- DVD cover
- Genre: Drama Romance
- Screenplay by: Pablo Fenjves Bryan Goluboff
- Story by: Pablo Fenjves Walter Bernstein
- Directed by: Paul Seed
- Starring: Courtney B. Vance Kerry Fox Leland Gantt Beatie Edney Ciarán Hinds Bill Nunn Ned Beatty
- Music by: Christopher Gunning
- Country of origin: United States
- Original language: English

Production
- Executive producers: Harry Belafonte Colin Callender
- Producers: John Smithson David M. Thompson
- Cinematography: Ivan Strasburg
- Editor: John Stothart
- Running time: 101 minutes
- Production companies: Black Tuesday Films HBO Pictures

Original release
- Network: HBO
- Release: October 14, 1995

= The Affair (1995 film) =

The Affair is a 1995 American romantic drama television film directed by Paul Seed and starring Courtney B. Vance as an African-American soldier in the United States Army who is deployed to England during World War II and has an affair with a British officer's wife, played by Kerry Fox.
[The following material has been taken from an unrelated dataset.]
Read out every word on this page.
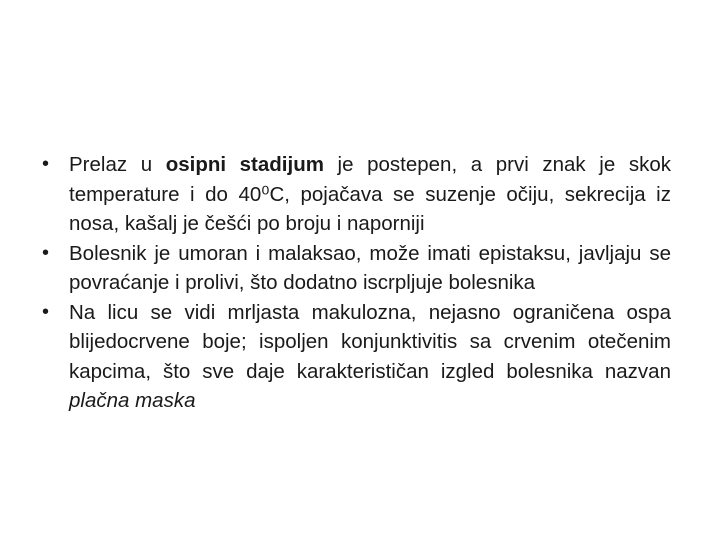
• Prelaz u osipni stadijum je postepen, a prvi znak je skok temperature i do 40⁰C, pojačava se suzenje očiju, sekrecija iz nosa, kašalj je češći po broju i naporniji
• Bolesnik je umoran i malaksao, može imati epistaksu, javljaju se povraćanje i prolivi, što dodatno iscrpljuje bolesnika
• Na licu se vidi mrljasta makulozna, nejasno ograničena ospa blijedocrvene boje; ispoljen konjunktivitis sa crvenim otečenim kapcima, što sve daje karakterističan izgled bolesnika nazvan plačna maska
The film premiered on HBO on October 14, 1995.

==Cast==
- Courtney B. Vance as Travis Holloway
- Kerry Fox as Maggie Leyland
- Ciarán Hinds as Edward Leyland
- Leland Gantt as Barrett
- Ned Beatty as Colonel Banning
- Bill Nunn as Sergeant Rivers
- Beatie Edney as Esther
- Fraser James as Sonny
- Adrian Lester as Ray
- Rory Jennings as David Leyland
- Nicholas Selby as Mr. Leyland
- Anna Cropper as Mrs. Leyland
- Rolf Saxon as Captain Marks
- Todd Boyce as Captain Carlson

==Production==
Many extras from the film were American Soldiers stationed at RAF Lakenheath and RAF Mildenhall, including AFJROTC from Lakenheath AHS.

==Broadcast==
The Affair aired on HBO on October 14, 1995. It was also broadcast on BBC One on December 3 of the same year.